SNCF Geodis/BMV wollen 684 der insgesamt bei Sernam verbliebenen 1441 Arbeitsplätze direkt übernehmen. Weitere 147 werden bei Geodis-Untergliederungen und im Bereich des Firmensitzes untergebracht bzw. neu eingestuft. Rund 600 bis 700 Sernam-Beschäftigte erhalten ihre Kündigung, sofern sie nicht ein Angebot zur Umgruppierung akzeptieren. Über das Prozedere hierfür soll ein Gremium befinden, das für die Dauer eines halben Jahres vom Staat finanziert wird und dem außer Vertretern der führenden französischen Gütertransportunternehmen auch solche der staatlichen Arbeitsverwaltung und anderer öffentlicher Instanzen angehören werden.

Die Marke “Sernam” erlischt, alle bisherigen Aktivitäten gehen in die Geodis-Stückgutbranche Calberson ein.
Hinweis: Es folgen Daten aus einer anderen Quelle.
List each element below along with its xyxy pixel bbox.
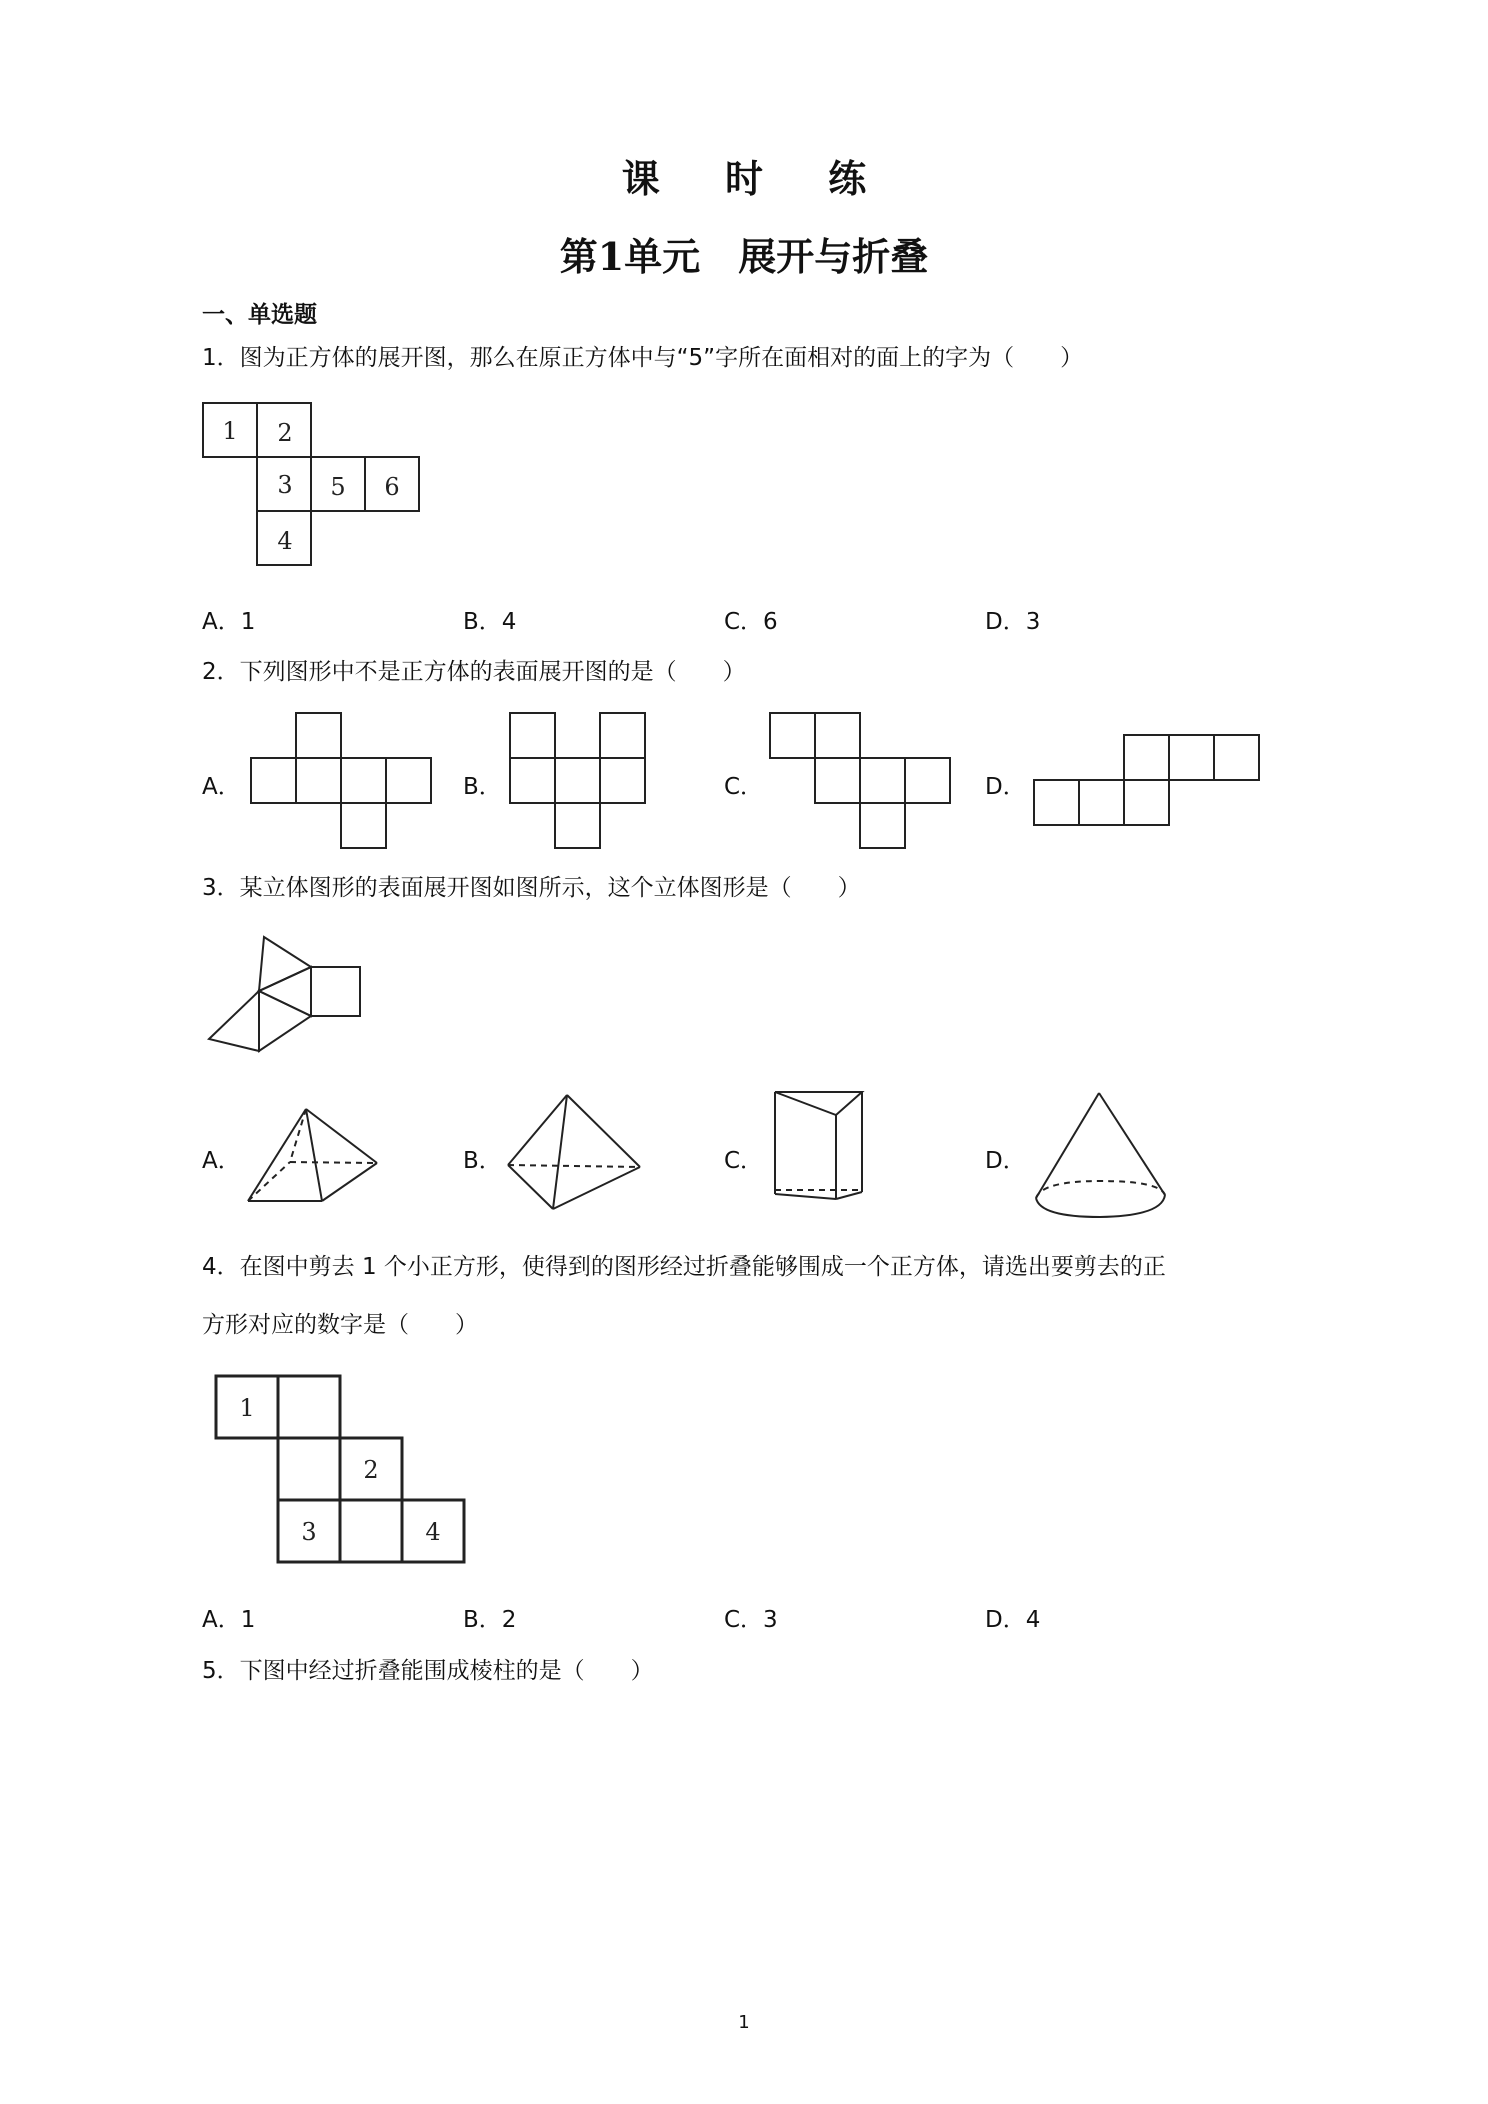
q2-option-b[interactable]: B． xyxy=(463,774,502,800)
q3-option-b[interactable]: B． xyxy=(463,1148,502,1174)
net-label-1: 1 xyxy=(222,417,238,445)
q4-option-a[interactable]: A．1 xyxy=(202,1607,256,1633)
q1-option-a[interactable]: A．1 xyxy=(202,609,256,635)
question-1-stem: 1．图为正方体的展开图，那么在原正方体中与“5”字所在面相对的面上的字为（ ） xyxy=(202,345,1084,371)
q2-option-a[interactable]: A． xyxy=(202,774,241,800)
net-label-4: 4 xyxy=(425,1518,441,1546)
section-title: 一、单选题 xyxy=(202,302,317,328)
net-label-2: 2 xyxy=(363,1456,379,1484)
question-4-stem-line1: 4．在图中剪去 1 个小正方形，使得到的图形经过折叠能够围成一个正方体，请选出要剪去的正 xyxy=(202,1254,1166,1280)
net-label-1: 1 xyxy=(239,1394,255,1422)
page-number: 1 xyxy=(738,2012,750,2033)
question-3-stem: 3．某立体图形的表面展开图如图所示，这个立体图形是（ ） xyxy=(202,875,861,901)
unit-title: 第1单元 展开与折叠 xyxy=(559,234,929,279)
q3-option-c[interactable]: C． xyxy=(724,1148,764,1174)
net-label-3: 3 xyxy=(277,471,293,499)
q4-option-b[interactable]: B．2 xyxy=(463,1607,517,1633)
net-label-2: 2 xyxy=(277,419,293,447)
question-4-stem-line2: 方形对应的数字是（ ） xyxy=(202,1312,478,1338)
q3-option-d[interactable]: D． xyxy=(985,1148,1026,1174)
document-title: 课 时 练 xyxy=(621,156,893,201)
net-label-6: 6 xyxy=(384,473,400,501)
q2-option-d[interactable]: D． xyxy=(985,774,1026,800)
q1-option-c[interactable]: C．6 xyxy=(724,609,778,635)
question-2-stem: 2．下列图形中不是正方体的表面展开图的是（ ） xyxy=(202,659,746,685)
q1-option-d[interactable]: D．3 xyxy=(985,609,1041,635)
net-label-3: 3 xyxy=(301,1518,317,1546)
q2-option-c[interactable]: C． xyxy=(724,774,764,800)
question-5-stem: 5．下图中经过折叠能围成棱柱的是（ ） xyxy=(202,1658,654,1684)
q4-option-d[interactable]: D．4 xyxy=(985,1607,1041,1633)
q4-option-c[interactable]: C．3 xyxy=(724,1607,778,1633)
net-label-4: 4 xyxy=(277,527,293,555)
net-label-5: 5 xyxy=(330,473,346,501)
q1-option-b[interactable]: B．4 xyxy=(463,609,517,635)
q3-option-a[interactable]: A． xyxy=(202,1148,241,1174)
Im Jahr 2000 hatte die Staatsbahn SNCF Sernam in eine Filiale umgewandelt und das damals schon stark angeschlagene Unternehmen mit mehr als 500 Millionen Euro öffentlicher Mittel subventioniert. Dem stimmte die EU-Kommission mit der Auflage zu, dass diese Zahlungen mit einem Sanierungsplan begleitet werden müssten. Der aber blieb nicht nur aus, sondern die Bahn bezuschusste Sernam mit weiteren 40 Millionen Euro. Die Brüsseler Wettbewerbshüter verlangten daraufhin deren Rückzahlung und auch die Trennung von bestimmten Aktiva der Firma, was jedoch ebenfalls nicht umgesetzt wurde. Die wenig später erfolgte Übernahme von Sernam durch den Pariser Investmentfonds Butler Capital knüpfte dieser an die Bedingung, dass der Staat dem maroden Unternehmen noch einmal 100 Millionen Euro zuschießt.

Auch Butler gelang es nicht, Sernam wieder wirtschaftlich lebensfähig zu machen, und warf Ende letzten Jahres das Handtuch, - mitten im Vorwahlkampf zum ersten Durchgang der französischen Präsidentschaftswahlen, bei denen die hohe Arbeitslosigkeit des Landes und sein industrieller Ausverkauf eine zentrale Rolle spielen. Als Unterschlupf für Sernam kam danach letztlich nur die Geodis-Gruppe in Frage, nachdem die zunächst als Mitbewerber gehandelten Caravelle und Heppner abgewinkt hatten. Dem stand jedoch ein hohes finanzielles Hindernis entgegen: die Brüsseler Forderung zur Rückzahlung der zuvor an Sernam gezahlten Millionen durch den künftigen Käufer an den Staat. Hierzu war Geodis-Chef Pierre Blayau nicht bereit. Erst durch massive Pariser Intervention bei der EU wurde der Weg für die Rückführung von Sernam in den staatlichen Bahnkonzern schließlich frei gemacht. Die Zukunft wird zeigen, ob sich Sernam für SNCF Geodis, Frankreichs größte Transport- und Logistikgruppe, auf die Dauer eher als Gewinn oder als Belastung für seine weitere Entwicklung erweist. (jb)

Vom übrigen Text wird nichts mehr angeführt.